Overblog Suivre ce blog
Administration Créer mon blog
9 mai 2012 3 09 /05 /mai /2012 09:30

Certains jeunes congolais ont eu la bonne idée de rendre hommage à leurs ainés. Ainsi le photographe Bourges Naboutawo a publié un certain nombre de clichés sur le thème des "anciens combattants". Il ne reste presque plus aucun combattant au Congo de la période 1939-1945, quelques uns peuvent encore témoigner des conflits plus récents (Indochine, Algérie, Cameroun).

 

 12-FFL Villa Joachin 1942

M. Villa Joachin, ancien combattant des FFL (© Bourges Naboutawo)

 

Le photographe avait cependant eu la chance de rencontrer à Brazzaville un ancien combattant de la Seconde Guerre Mondiale.
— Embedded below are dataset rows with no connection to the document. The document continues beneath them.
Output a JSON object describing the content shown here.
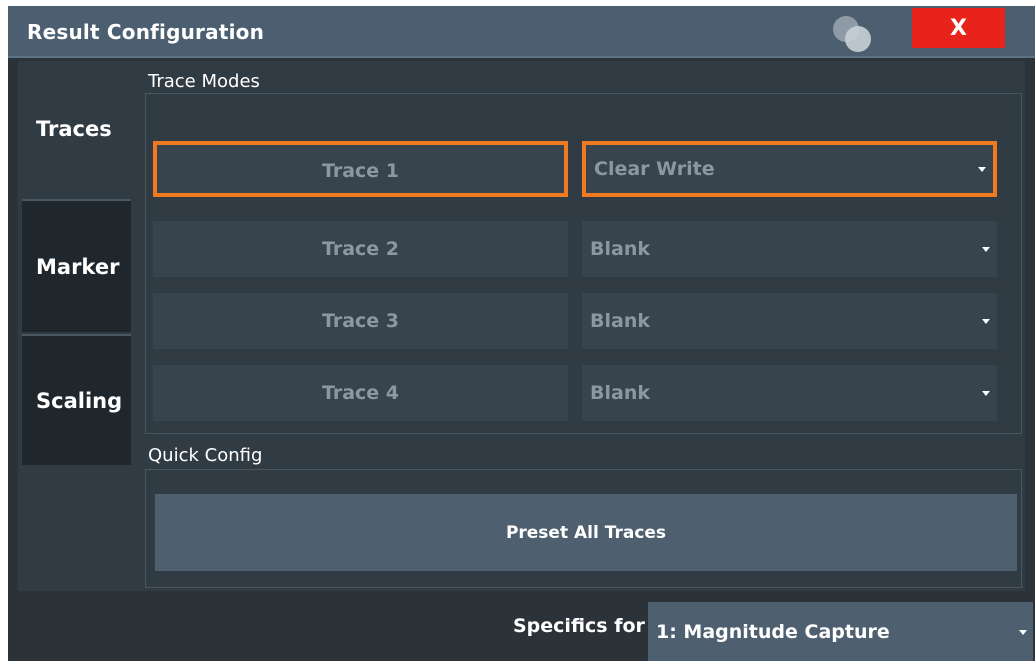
{
  "dialog": {
    "title": "Result Configuration",
    "close_label": "X"
  },
  "tabs": [
    {
      "label": "Traces",
      "active": true
    },
    {
      "label": "Marker",
      "active": false
    },
    {
      "label": "Scaling",
      "active": false
    }
  ],
  "trace_modes": {
    "group_label": "Trace Modes",
    "rows": [
      {
        "trace": "Trace 1",
        "mode": "Clear Write",
        "selected": true
      },
      {
        "trace": "Trace 2",
        "mode": "Blank",
        "selected": false
      },
      {
        "trace": "Trace 3",
        "mode": "Blank",
        "selected": false
      },
      {
        "trace": "Trace 4",
        "mode": "Blank",
        "selected": false
      }
    ]
  },
  "quick_config": {
    "group_label": "Quick Config",
    "preset_label": "Preset All Traces"
  },
  "footer": {
    "specifics_label": "Specifics for",
    "specifics_value": "1: Magnitude Capture"
  },
  "colors": {
    "titlebar": "#4b5f70",
    "close": "#e8231c",
    "selection": "#f07a22",
    "background": "#2b3339"
  }
}
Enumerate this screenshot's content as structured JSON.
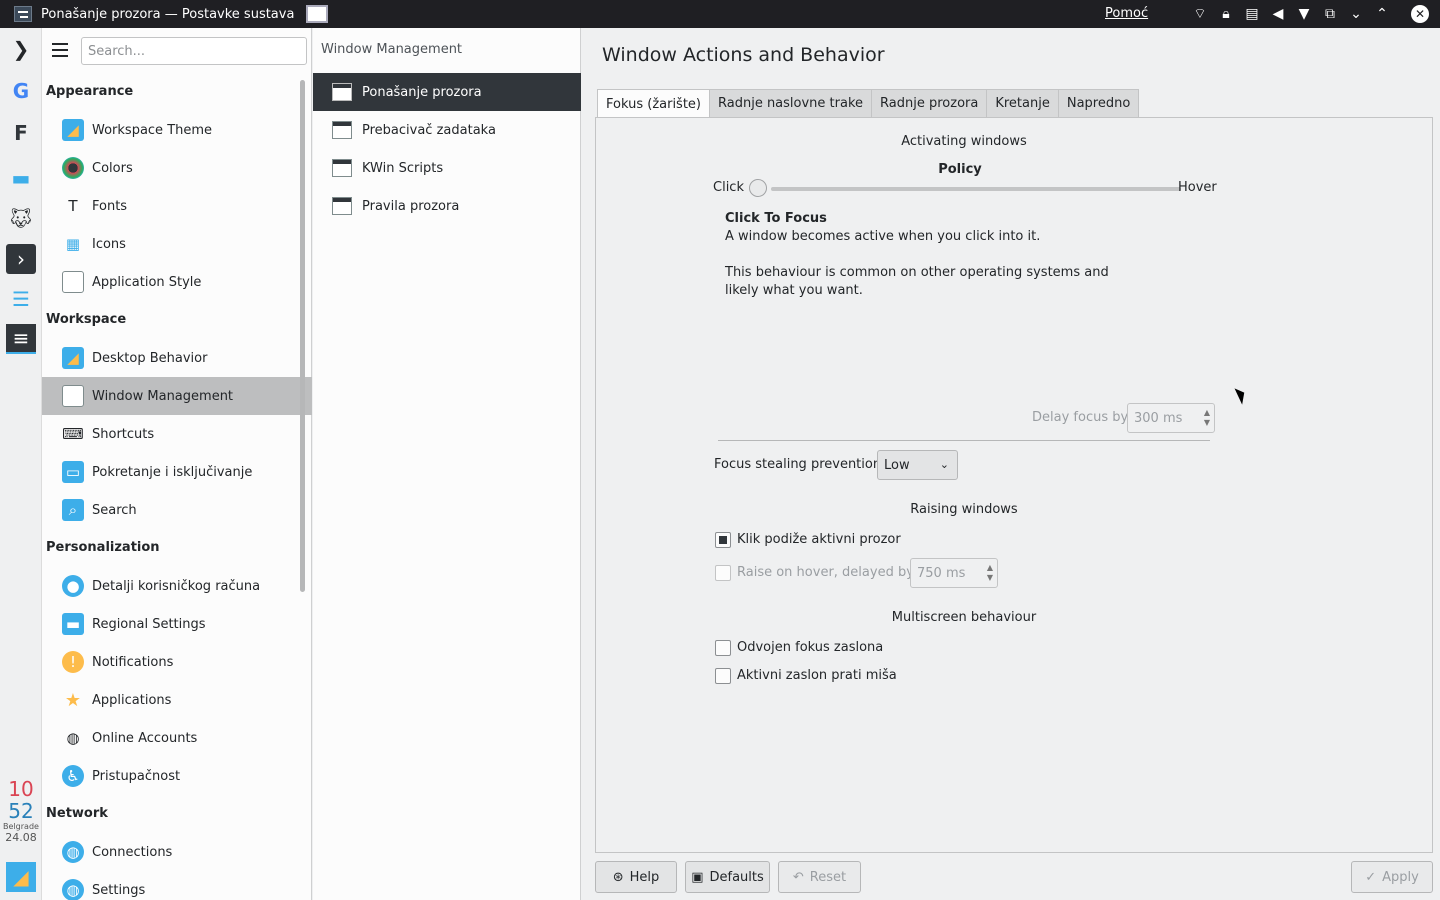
{
  "window": {
    "title": "Ponašanje prozora  — Postavke sustava",
    "help_menu": "Pomoć"
  },
  "dock": {
    "clock_hour": "10",
    "clock_minute": "52",
    "clock_city": "Belgrade",
    "clock_date": "24.08"
  },
  "sidebar": {
    "search_placeholder": "Search...",
    "categories": [
      {
        "title": "Appearance",
        "items": [
          "Workspace Theme",
          "Colors",
          "Fonts",
          "Icons",
          "Application Style"
        ]
      },
      {
        "title": "Workspace",
        "items": [
          "Desktop Behavior",
          "Window Management",
          "Shortcuts",
          "Pokretanje i isključivanje",
          "Search"
        ]
      },
      {
        "title": "Personalization",
        "items": [
          "Detalji korisničkog računa",
          "Regional Settings",
          "Notifications",
          "Applications",
          "Online Accounts",
          "Pristupačnost"
        ]
      },
      {
        "title": "Network",
        "items": [
          "Connections",
          "Settings"
        ]
      }
    ]
  },
  "modules": {
    "header": "Window Management",
    "items": [
      "Ponašanje prozora",
      "Prebacivač zadataka",
      "KWin Scripts",
      "Pravila prozora"
    ]
  },
  "content": {
    "title": "Window Actions and Behavior",
    "tabs": [
      "Fokus (žarište)",
      "Radnje naslovne trake",
      "Radnje prozora",
      "Kretanje",
      "Napredno"
    ],
    "activating_title": "Activating windows",
    "policy_label": "Policy",
    "slider_min": "Click",
    "slider_max": "Hover",
    "slider_value": 0,
    "policy_name": "Click To Focus",
    "policy_desc1": "A window becomes active when you click into it.",
    "policy_desc2": "This behaviour is common on other operating systems and",
    "policy_desc3": "likely what you want.",
    "delay_label": "Delay focus by",
    "delay_value": "300 ms",
    "stealing_label": "Focus stealing prevention",
    "stealing_value": "Low",
    "raising_title": "Raising windows",
    "click_raise_label": "Klik podiže aktivni prozor",
    "click_raise_checked": true,
    "hover_raise_label": "Raise on hover, delayed by",
    "hover_raise_checked": false,
    "hover_raise_value": "750 ms",
    "multiscreen_title": "Multiscreen behaviour",
    "separate_focus_label": "Odvojen fokus zaslona",
    "follow_mouse_label": "Aktivni zaslon prati miša"
  },
  "buttons": {
    "help": "Help",
    "defaults": "Defaults",
    "reset": "Reset",
    "apply": "Apply"
  }
}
M. Villa Joachin, né en 1924, s'était engagé dans les Forces Françaises Libres en 1942, à tout juste 18 ans. Il était dans une unité combattante, aux côtés des Français, et a participé aux conflits en Egypte, Italie, Allemagne...

 

12-FFL acte-engagement-brazzaville

Acte d'engagement et carte d'identité FFL d'un combattant congolais (© Bourges Naboutawo)

 

Près de soixante-dix ans plus tard, le vieil homme pouvait encore montrer son acte d'engagement aux côtés des forces militaires françaises ralliées à de Gaulle, et sa carte d'identité frappée de la Croix de Lorraine.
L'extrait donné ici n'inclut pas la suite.